The Ultimate Guide to Loops
How to design cheap and effective loops in Claude code or Codex.
Last week the whole AI community was abuzz with the concept of loops.
Only the lazy one didn’t mention or cite them in some way.
It all started with Boris Cherny (Claude Code Founder) saying that “he doesn’t write prompts anymore, he only designs loops”.
Then Peter Steinberger (the brain behind the OpenClaw) picked up the pace, posting a note on his X account:
The 8.3m reach is already enough to skyrocket the concept to stardom.
What the hell is a loop and why do those big names bet so heavily on it?
My take is that loops are so over-hyped because they are easy to grasp.
They promise (1) “presumably better” quality execution against the set goal; (2) more autonomy from the operator (meaning you as the one who’s prompting the agents).
Ultimately, it’s a simple engineering concept that means that the same function runs many times until it reaches the goal (e.g. maximum number of iterations).
That’s what makes it so attractive.
But I don’t buy stuff at face value.
I’m flooded with skepticism when the hype wave hits. The concept of loops is no exception.
Both Boris and Peter can easily spend unlimited budgets on tokens. If you let your loop roam freely on extra-effort, well, this is going to eat your limits alive.
Secondly, the longer it runs, the more context rot the agents get. What if the first agent’s stochastic response was biased? Then each new loop iteration would just amplify those biases even further.
Ultimately, why is it better than just manual iterations, which give you more control over the direction and the context you feed in?
I decided to dive into this rabbit hole and figure it out for myself.
🔁 The Concept of a Loop
What is a Loop?
You hand the machine a goal, it runs one pass, it checks the result against that goal, and if the work falls short it goes again.
Same function, fresh attempt, over and over, until the output either clears the bar you set or hits the ceiling you set - usually a cap on iterations so it does not burn through your wallet.
This is a classic engineering concept (e.g. while-statement is a foundational function in each programming language).

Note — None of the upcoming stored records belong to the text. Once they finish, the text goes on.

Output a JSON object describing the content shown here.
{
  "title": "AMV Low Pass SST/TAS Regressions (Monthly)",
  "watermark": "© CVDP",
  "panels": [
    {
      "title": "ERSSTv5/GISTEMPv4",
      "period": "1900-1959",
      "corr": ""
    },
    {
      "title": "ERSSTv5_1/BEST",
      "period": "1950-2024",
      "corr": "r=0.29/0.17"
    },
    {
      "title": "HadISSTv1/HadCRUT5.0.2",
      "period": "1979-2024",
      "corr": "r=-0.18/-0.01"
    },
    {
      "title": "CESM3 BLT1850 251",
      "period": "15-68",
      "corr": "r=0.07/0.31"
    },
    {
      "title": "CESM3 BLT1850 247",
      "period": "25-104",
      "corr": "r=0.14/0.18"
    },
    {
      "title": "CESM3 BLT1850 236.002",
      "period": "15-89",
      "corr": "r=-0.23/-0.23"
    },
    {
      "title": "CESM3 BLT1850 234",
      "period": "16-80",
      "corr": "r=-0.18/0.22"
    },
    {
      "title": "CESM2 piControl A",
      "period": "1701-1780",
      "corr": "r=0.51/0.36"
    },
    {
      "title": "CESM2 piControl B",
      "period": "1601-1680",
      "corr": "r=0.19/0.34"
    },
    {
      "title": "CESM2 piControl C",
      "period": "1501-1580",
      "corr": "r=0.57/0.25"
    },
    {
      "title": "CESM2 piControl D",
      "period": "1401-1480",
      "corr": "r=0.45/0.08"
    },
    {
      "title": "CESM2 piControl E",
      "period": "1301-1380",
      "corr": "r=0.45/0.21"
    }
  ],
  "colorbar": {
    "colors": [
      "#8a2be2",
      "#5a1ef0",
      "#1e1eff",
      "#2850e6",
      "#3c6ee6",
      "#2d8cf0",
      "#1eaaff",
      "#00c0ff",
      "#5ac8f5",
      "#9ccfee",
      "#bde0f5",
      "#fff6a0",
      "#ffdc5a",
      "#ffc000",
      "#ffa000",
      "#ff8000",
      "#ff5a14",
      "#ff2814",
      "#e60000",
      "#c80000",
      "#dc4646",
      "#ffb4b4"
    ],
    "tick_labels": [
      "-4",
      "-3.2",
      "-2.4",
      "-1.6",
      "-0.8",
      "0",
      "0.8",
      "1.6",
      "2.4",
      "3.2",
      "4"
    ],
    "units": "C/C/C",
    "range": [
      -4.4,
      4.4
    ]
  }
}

What changed is what sits inside the loop.
Each pass now spins up an agent that reads files, writes code, runs the script, reads the error, and goes again. The body of the loop grew a brain, and that one upgrade is why everybody suddenly cares about a forty-year-old idea.
Types of Loops
There are three types of loop concepts in circulation right now.
The Ralph Loop is brute force. A script feeds the agent the same prompt and context and every iteration wipes out the previous existing state.
The built-in loops in editors like Cursor and Windsurf keep a shorter leash. The agent iterates inside your IDE, holds the file tree in view, and stops to ask when it is unsure.
The Claude Code and Codex loops are the ones Boris and Peter are backing. These agents plan, spawn helpers, run their own checks, and decide for themselves whether to go another round.
The most important question out of this comparison is - what does each pass carry into the next one?
Think of the model as having a fixed budget of attention, call it 100 percent. A genuinely hard task burns through it fast, half gone in the first few moves.
Pile more onto one long session and it has less and less left to think with, so it starts cutting corners. You have seen it happen: the answers get lazier the longer a chat runs.
That is the case against the marathon session (one you get with the IDE). It carries everything forward, so the context rots, and a wrong turn early on drags down every step after it.
Ralph runs to the opposite extreme. It wipes the slate between runs and carries nothing, so attention is always full and early mistakes are avoided.
The problem is that it also throws away whatever it just learned, and it has no test to tell a good pass from a bad one. Fresh every single time, and blind every single time.
A good loop threads between the two. It resets the heavy working context each pass, writes down a short, checked summary of what it learned, and carries only that forward. Then it runs a hard test before moving on.
The test catches a bad pass and bins it. The summary tracks the progress. The reset keeps the next pass from inheriting the mess. Each pass gets full attention, nothing rots, nothing snowballs, and the loop still accumulates.